Last Modified: 11 Sep 2008 00:50 GMT
Anti-government protests have
erupted across Bolivia [Reuters]

The Bolivian president has ordered the expulsion of the US ambassador for allegedly inciting violent opposition protests.

"The ambassador of the United States is conspiring against democracy and wants Bolivia to break apart," Evo Morales said at the presidential palace in La Paz on Wednesday.

The move came as anti-government protesters in several areas ransacked government offices and seized oil facilities and three regional airports.

The announcement by Morales also came hours after an attack by protesters on a gas pipeline in the south of the country cut natural gas exports to Brazil by 10 per cent.

Gordon Duguid, a US state department spokesman in Washington, said Morales' accusations were "baseless" and that the embassy had not received any request for Philip Goldberg to leave.
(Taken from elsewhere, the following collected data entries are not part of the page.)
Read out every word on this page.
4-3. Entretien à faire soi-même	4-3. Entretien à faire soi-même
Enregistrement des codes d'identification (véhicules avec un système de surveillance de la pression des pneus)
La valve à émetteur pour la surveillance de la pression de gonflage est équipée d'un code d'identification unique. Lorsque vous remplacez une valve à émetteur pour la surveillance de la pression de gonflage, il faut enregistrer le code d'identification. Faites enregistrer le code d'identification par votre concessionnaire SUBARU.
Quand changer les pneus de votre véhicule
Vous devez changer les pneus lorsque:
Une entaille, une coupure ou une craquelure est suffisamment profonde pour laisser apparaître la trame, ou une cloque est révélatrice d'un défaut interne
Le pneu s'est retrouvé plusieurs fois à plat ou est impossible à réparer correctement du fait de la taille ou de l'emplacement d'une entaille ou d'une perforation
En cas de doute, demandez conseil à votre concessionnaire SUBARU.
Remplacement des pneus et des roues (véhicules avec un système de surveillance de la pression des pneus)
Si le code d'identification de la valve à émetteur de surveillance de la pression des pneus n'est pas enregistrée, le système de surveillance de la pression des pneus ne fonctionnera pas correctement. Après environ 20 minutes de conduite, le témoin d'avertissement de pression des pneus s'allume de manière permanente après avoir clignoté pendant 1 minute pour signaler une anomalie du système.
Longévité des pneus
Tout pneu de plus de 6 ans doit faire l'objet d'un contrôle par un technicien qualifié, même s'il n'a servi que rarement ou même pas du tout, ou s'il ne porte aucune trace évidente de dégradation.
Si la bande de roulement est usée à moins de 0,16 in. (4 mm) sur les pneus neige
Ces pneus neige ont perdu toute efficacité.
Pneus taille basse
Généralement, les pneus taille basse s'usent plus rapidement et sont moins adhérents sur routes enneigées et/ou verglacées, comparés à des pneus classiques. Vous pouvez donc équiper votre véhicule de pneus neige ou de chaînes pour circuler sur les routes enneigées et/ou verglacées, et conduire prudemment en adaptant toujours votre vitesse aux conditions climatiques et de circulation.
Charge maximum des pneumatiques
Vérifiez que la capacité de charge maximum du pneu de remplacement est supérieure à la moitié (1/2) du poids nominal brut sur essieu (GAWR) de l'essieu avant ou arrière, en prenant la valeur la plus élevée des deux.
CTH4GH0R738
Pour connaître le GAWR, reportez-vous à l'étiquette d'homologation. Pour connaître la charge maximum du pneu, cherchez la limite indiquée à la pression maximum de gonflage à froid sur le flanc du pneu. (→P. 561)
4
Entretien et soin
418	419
Morales said he had asked his foreign minister to send a letter to the US embassy asking Goldberg to "urgently return to his country".

The Bolivian leader did not offer specific evidence against Goldberg, but he has long accused him of conspiring with the country's conservative opposition.

Political turmoil

In June, the government terminated US aid programmes in the coca-growing Chapare region aimed at encouraging farmers not to grow the crop for cocaine production.

Farmers had condemned the programme as ineffective.

Last week, Goldberg met Ruben Costas, the governor of Santa Cruz, Bolivia's richest province and the centre of a pro-autonomy revolt against the government.

South America's poorest nation has been in the grip of political turmoil for months with rebel state governors calling for a bigger share of energy revenues for their regions.

Last month, Morales convincingly won a referendum on his rule but in the rebel states, voters also returned most of the governors forming the opposition coalition.

After failed negotiations to find a compromise solution, Morales announced a new referendum, to take place in December, to vote on his rewritten constitution, which would redistribute land and national revenues to give more to the indigenous population.